Our Week in Reviews: 6/13/26
- June 13, 2026
A recap of the books we’ve spotlighted in the past few days.
Mrs. Shim Is a Killer: A Novel by Kang Jiyoung; translated by Paige Morris (Harper Perennial). Reviewed by Alice Stephens. As it happens, the world of Seoul contract killers is a small, incestuous one. They operate from one of two rival detective agencies: Smile and Happy. Smile dominated the market due to Mr. Park’s legendary knife skills, but when he stopped killing, Happy took over as number one. Then, dead bodies start piling up, and residents begin to worry about a serial killer. At Happy Detective Agency, there’s talk that Mr. Park has a new, ruthlessly efficient employee. They call her the Ajumma Killer and wonder who she could possibly be.
Yuppies: The Bankers, Lawyers, Joggers, and Gourmands Who Conquered New York by Dylan Gottlieb (Harvard University Press). Reviewed by William Rice. “Readers seeking lighthearted nostalgia about shoulder pads and suspenders should look elsewhere. This book is an indictment, and the charges include murder: Deadly fires were used to dislodge working-class, usually Black or Latino families from rent-controlled buildings that could be rented or sold at market rates to yuppies. The author chillingly reports that between 1978 and 1983, in nearby Hoboken, New Jersey — just across the Hudson River from Midtown Manhattan — arson ‘killed fifty-six people and left more than eight thousand homeless.’”
Accumulation: A Novel by Aimee Pokwatka (G.P. Putnam’s Sons). Reviewed by Sarah M. Lawrence. “Tenn and her family — husband Ward and children Aisling and Anders — have just moved from North Carolina to New York for Ward’s new high-paying, serious job. As a token of love, he buys his wife her dream house. But as they settle in, weird things begin occurring: A random doll appears in the yard, the faucet keeps turning on, and the kids act strangely.”

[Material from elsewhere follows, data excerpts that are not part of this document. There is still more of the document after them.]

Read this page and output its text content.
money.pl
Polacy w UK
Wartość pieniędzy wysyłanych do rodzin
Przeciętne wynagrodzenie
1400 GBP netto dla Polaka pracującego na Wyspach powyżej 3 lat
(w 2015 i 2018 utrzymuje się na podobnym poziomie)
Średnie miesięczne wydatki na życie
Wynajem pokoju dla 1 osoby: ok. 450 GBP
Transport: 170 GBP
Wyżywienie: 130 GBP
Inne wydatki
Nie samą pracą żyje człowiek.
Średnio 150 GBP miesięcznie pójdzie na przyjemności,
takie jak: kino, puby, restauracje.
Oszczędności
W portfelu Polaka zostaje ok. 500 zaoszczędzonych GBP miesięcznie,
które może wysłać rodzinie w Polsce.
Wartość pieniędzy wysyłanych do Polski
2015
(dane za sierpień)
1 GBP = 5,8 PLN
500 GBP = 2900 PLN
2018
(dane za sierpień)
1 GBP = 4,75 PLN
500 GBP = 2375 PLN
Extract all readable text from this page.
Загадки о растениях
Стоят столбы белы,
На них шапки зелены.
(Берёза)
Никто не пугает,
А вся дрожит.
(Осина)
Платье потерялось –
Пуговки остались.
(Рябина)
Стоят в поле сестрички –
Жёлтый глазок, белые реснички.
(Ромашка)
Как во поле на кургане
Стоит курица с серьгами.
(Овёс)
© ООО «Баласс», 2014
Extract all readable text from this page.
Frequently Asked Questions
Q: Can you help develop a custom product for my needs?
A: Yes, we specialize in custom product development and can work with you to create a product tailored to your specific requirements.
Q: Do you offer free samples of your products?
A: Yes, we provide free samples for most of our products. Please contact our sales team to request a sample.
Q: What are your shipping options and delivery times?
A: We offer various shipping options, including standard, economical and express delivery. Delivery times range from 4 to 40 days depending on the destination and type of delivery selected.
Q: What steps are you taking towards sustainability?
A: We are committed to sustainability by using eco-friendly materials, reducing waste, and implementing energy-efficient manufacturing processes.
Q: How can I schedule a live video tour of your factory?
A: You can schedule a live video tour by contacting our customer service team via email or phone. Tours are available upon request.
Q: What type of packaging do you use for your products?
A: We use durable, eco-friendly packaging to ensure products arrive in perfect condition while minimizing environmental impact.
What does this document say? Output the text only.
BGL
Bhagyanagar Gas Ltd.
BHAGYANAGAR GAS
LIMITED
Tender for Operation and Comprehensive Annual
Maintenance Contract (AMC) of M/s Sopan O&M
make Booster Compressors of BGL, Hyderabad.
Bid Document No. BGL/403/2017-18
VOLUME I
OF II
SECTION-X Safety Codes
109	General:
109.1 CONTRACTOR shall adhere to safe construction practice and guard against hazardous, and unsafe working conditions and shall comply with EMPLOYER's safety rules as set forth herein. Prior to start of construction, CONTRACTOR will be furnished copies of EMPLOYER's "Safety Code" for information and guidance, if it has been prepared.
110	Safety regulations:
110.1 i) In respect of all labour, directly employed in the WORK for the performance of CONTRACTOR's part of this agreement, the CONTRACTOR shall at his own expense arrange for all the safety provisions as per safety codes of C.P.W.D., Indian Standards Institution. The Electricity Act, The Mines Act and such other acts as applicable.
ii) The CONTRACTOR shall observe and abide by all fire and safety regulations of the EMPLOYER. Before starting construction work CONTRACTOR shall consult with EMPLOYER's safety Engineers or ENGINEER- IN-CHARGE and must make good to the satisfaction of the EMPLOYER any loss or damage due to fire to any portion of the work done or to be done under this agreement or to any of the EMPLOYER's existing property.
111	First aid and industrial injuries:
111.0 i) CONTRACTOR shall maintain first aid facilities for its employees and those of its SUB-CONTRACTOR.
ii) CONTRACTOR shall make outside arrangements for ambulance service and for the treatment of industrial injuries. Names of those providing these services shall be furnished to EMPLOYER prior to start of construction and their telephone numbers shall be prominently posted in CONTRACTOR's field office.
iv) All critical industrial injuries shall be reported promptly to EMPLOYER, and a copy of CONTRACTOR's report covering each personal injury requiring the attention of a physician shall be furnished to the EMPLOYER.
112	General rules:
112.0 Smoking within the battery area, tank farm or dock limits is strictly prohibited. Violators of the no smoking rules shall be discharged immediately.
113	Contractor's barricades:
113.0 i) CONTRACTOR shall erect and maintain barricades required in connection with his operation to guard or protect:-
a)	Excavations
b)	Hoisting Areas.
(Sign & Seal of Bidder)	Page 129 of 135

To See Beyond: Essays by Anna Badkhen (Bellevue Literary Press). Reviewed by Sara Polsky. “Her essays call for a widening of the scales at which we think about seemingly contemporary problems. They are global, ancient, and impactful beyond regional or national boundaries, and solving them will require a return to — or a renewed awareness of — traditional practices and forgotten folklore. For Badkhen, who was raised outside of faith, that has even come to include prayer, which can ‘extend ourselves outside of our dailyness, to restructure our seeing and listening.’”
Questions 27 & 28: A Novel by Karen Tei Yamashita (Graywolf Press). Reviewed by David A. Taylor. “The narrative in Questions 27 & 28 centers on the period from 1942 through 1945, after President Franklin D. Roosevelt signed a WWII executive order authorizing the uprooting of roughly 120,000 Japanese Americans from their homes on the West Coast and detention in an archipelago of hastily built camps. (For generations, these were called ‘internment camps’; many now consider ‘concentration camps’ more accurate.) The story reaches backward and forward across decades, but to call it a novel about the camps is like saying Ulysses is a novel about a day in British-held Dublin.”